Through The Static, The Voice Of History
The voice on the little antique cylinder record is tinny, scratchy, barely audible through storms of static. But if you listen closely, you can just hear a young woman reciting a nursery rhyme: "Twinkle, twinkle, little star."
This is the oldest known commercial recording. Made by Thomas Edison late in 1888, it's a prototype for a line of talking dolls Edison hoped to bring to market. But no one had been able to play the little cylinder in decades.
Gerry Fabris, museum curator at the Thomas Edison National Historical Park, tells weekends on All Things Considered host Guy Raz that somewhere along the way, the cylinder was damaged too badly to play, even on the high-tech record player at his museum.

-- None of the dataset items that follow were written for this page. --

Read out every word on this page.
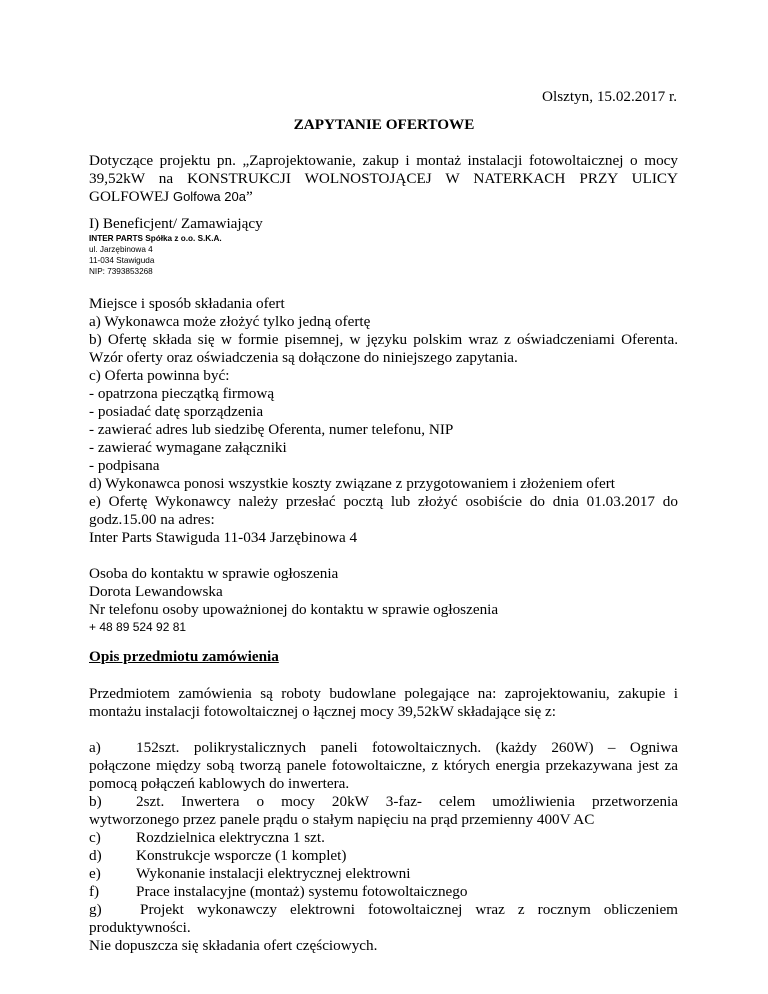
Olsztyn, 15.02.2017 r.
ZAPYTANIE OFERTOWE
Dotyczące projektu pn. „Zaprojektowanie, zakup i montaż instalacji fotowoltaicznej o mocy
39,52kW na KONSTRUKCJI WOLNOSTOJĄCEJ W NATERKACH PRZY ULICY
GOLFOWEJ Golfowa 20a”
I) Beneficjent/ Zamawiający
INTER PARTS Spółka z o.o. S.K.A.
ul. Jarzębinowa 4
11-034 Stawiguda
NIP: 7393853268
Miejsce i sposób składania ofert
a) Wykonawca może złożyć tylko jedną ofertę
b) Ofertę składa się w formie pisemnej, w języku polskim wraz z oświadczeniami Oferenta.
Wzór oferty oraz oświadczenia są dołączone do niniejszego zapytania.
c) Oferta powinna być:
- opatrzona pieczątką firmową
- posiadać datę sporządzenia
- zawierać adres lub siedzibę Oferenta, numer telefonu, NIP
- zawierać wymagane załączniki
- podpisana
d) Wykonawca ponosi wszystkie koszty związane z przygotowaniem i złożeniem ofert
e) Ofertę Wykonawcy należy przesłać pocztą lub złożyć osobiście do dnia 01.03.2017 do
godz.15.00 na adres:
Inter Parts Stawiguda 11-034 Jarzębinowa 4
Osoba do kontaktu w sprawie ogłoszenia
Dorota Lewandowska
Nr telefonu osoby upoważnionej do kontaktu w sprawie ogłoszenia
+ 48 89 524 92 81
Opis przedmiotu zamówienia
Przedmiotem zamówienia są roboty budowlane polegające na: zaprojektowaniu, zakupie i
montażu instalacji fotowoltaicznej o łącznej mocy 39,52kW składające się z:
a) 152szt. polikrystalicznych paneli fotowoltaicznych. (każdy 260W) – Ogniwa
połączone między sobą tworzą panele fotowoltaiczne, z których energia przekazywana jest za
pomocą połączeń kablowych do inwertera.
b) 2szt. Inwertera o mocy 20kW 3-faz- celem umożliwienia przetworzenia
wytworzonego przez panele prądu o stałym napięciu na prąd przemienny 400V AC
c) Rozdzielnica elektryczna 1 szt.
d) Konstrukcje wsporcze (1 komplet)
e) Wykonanie instalacji elektrycznej elektrowni
f) Prace instalacyjne (montaż) systemu fotowoltaicznego
g)	Projekt wykonawczy elektrowni fotowoltaicznej wraz z rocznym obliczeniem
produktywności.
Nie dopuszcza się składania ofert częściowych.
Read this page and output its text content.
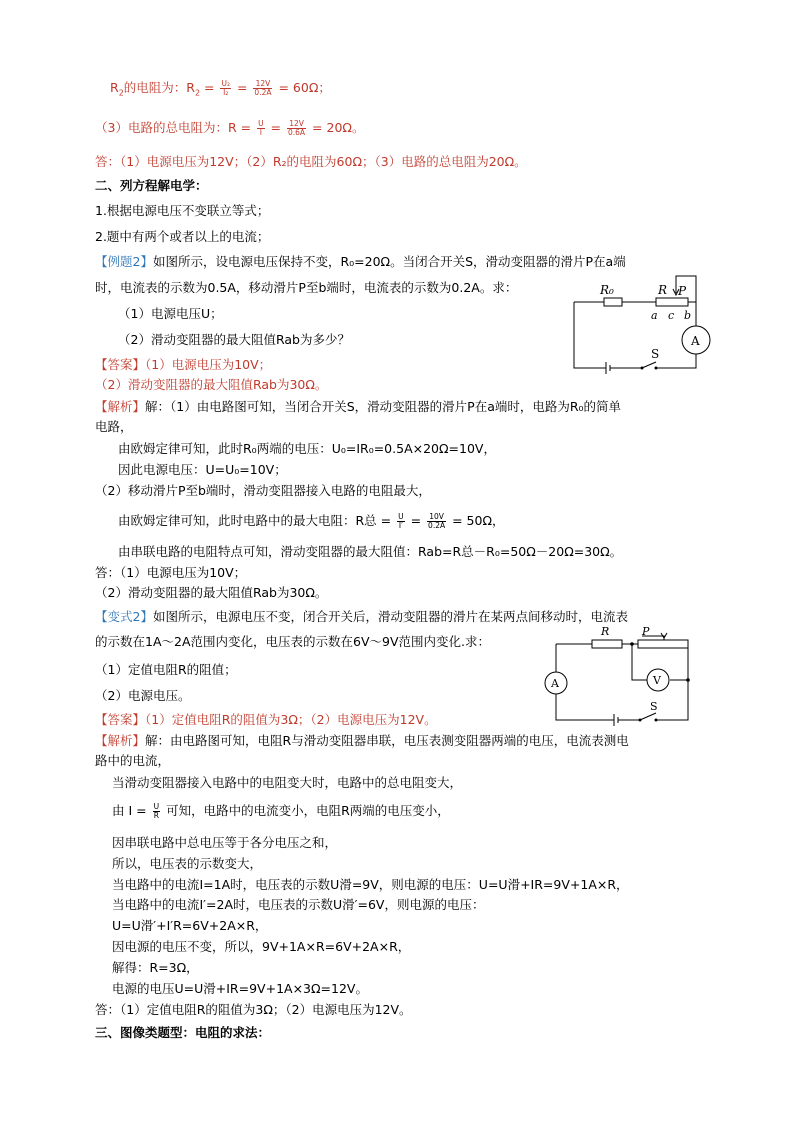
$R_2$的电阻为：$R_2 = \frac{\text{U₂}}{\text{I₂}} = \frac{12V}{0.2A} = 60\Omega$；
（3）电路的总电阻为：$R = \frac{U}{I} = \frac{12V}{0.6A} = 20\Omega$。
答：（1）电源电压为12V；（2）R₂的电阻为60Ω；（3）电路的总电阻为20Ω。
二、列方程解电学：
1.根据电源电压不变联立等式；
2.题中有两个或者以上的电流；
【例题2】如图所示，设电源电压保持不变，R₀=20Ω。当闭合开关S，滑动变阻器的滑片P在a端
时，电流表的示数为0.5A，移动滑片P至b端时，电流表的示数为0.2A。求：
（1）电源电压U；
（2）滑动变阻器的最大阻值Rab为多少？
【答案】（1）电源电压为10V；
（2）滑动变阻器的最大阻值Rab为30Ω。
【解析】解：（1）由电路图可知，当闭合开关S，滑动变阻器的滑片P在a端时，电路为R₀的简单
电路，
由欧姆定律可知，此时R₀两端的电压：U₀=IR₀=0.5A×20Ω=10V，
因此电源电压：U=U₀=10V；
（2）移动滑片P至b端时，滑动变阻器接入电路的电阻最大，
由欧姆定律可知，此时电路中的最大电阻：R总 = $\frac{U}{I'} = \frac{10V}{0.2A} = 50\Omega$，
由串联电路的电阻特点可知，滑动变阻器的最大阻值：Rab=R总－R₀=50Ω－20Ω=30Ω。
答：（1）电源电压为10V；
（2）滑动变阻器的最大阻值Rab为30Ω。
R₀	R P
a c b
A
S
【变式2】如图所示，电源电压不变，闭合开关后，滑动变阻器的滑片在某两点间移动时，电流表
的示数在1A～2A范围内变化，电压表的示数在6V～9V范围内变化.求：
（1）定值电阻R的阻值；
（2）电源电压。
【答案】（1）定值电阻R的阻值为3Ω；（2）电源电压为12V。
【解析】解：由电路图可知，电阻R与滑动变阻器串联，电压表测变阻器两端的电压，电流表测电
路中的电流，
当滑动变阻器接入电路中的电阻变大时，电路中的总电阻变大，
由 $I = \frac{U}{R}$ 可知，电路中的电流变小，电阻R两端的电压变小，
因串联电路中总电压等于各分电压之和，
所以，电压表的示数变大，
当电路中的电流I=1A时，电压表的示数U滑=9V，则电源的电压：U=U滑+IR=9V+1A×R，
当电路中的电流I′=2A时，电压表的示数U滑′=6V，则电源的电压：
U=U滑′+I′R=6V+2A×R，
因电源的电压不变，所以，9V+1A×R=6V+2A×R，
解得：R=3Ω，
电源的电压U=U滑+IR=9V+1A×3Ω=12V。
答：（1）定值电阻R的阻值为3Ω；（2）电源电压为12V。
三、图像类题型：电阻的求法：
R	P
V
A
S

"If I were to put this squashed record on it, and I put the tone arm down, it would just bounce right off ... because it wasn't a smooth enough surface," Fabris says.
No one even knew what the cylinder might have been. It had a tag attached, but the tag was damaged as well. Luckily, Fabris says, scientists at the Lawrence Berkeley National Lab, in Berkeley, Calif., figured out a way to play the little record.
"They have a very high powered three-dimensional scanner, which takes topographical measurements of the recording surface," Fabris says. Those measurements are then turned into a digital 3-D model that can be played like an actual record.
When Fabris and his colleagues finally heard the voice on the record, they realized what they had — a prototype of Edison's talking doll.
The dolls, by the way, were not a success. "They were just too fragile," Fabris says. "They broke too easily." Edison took them off the market after just a few weeks — but he had plenty of other ideas about how to use his new invention, from music recording to motion picture sound.
"It's a really interesting time period because the phonograph was brand new, the possibilities were just kind of wide open," Fabris says. "It was an attempt, one of many attempts formulating at that time."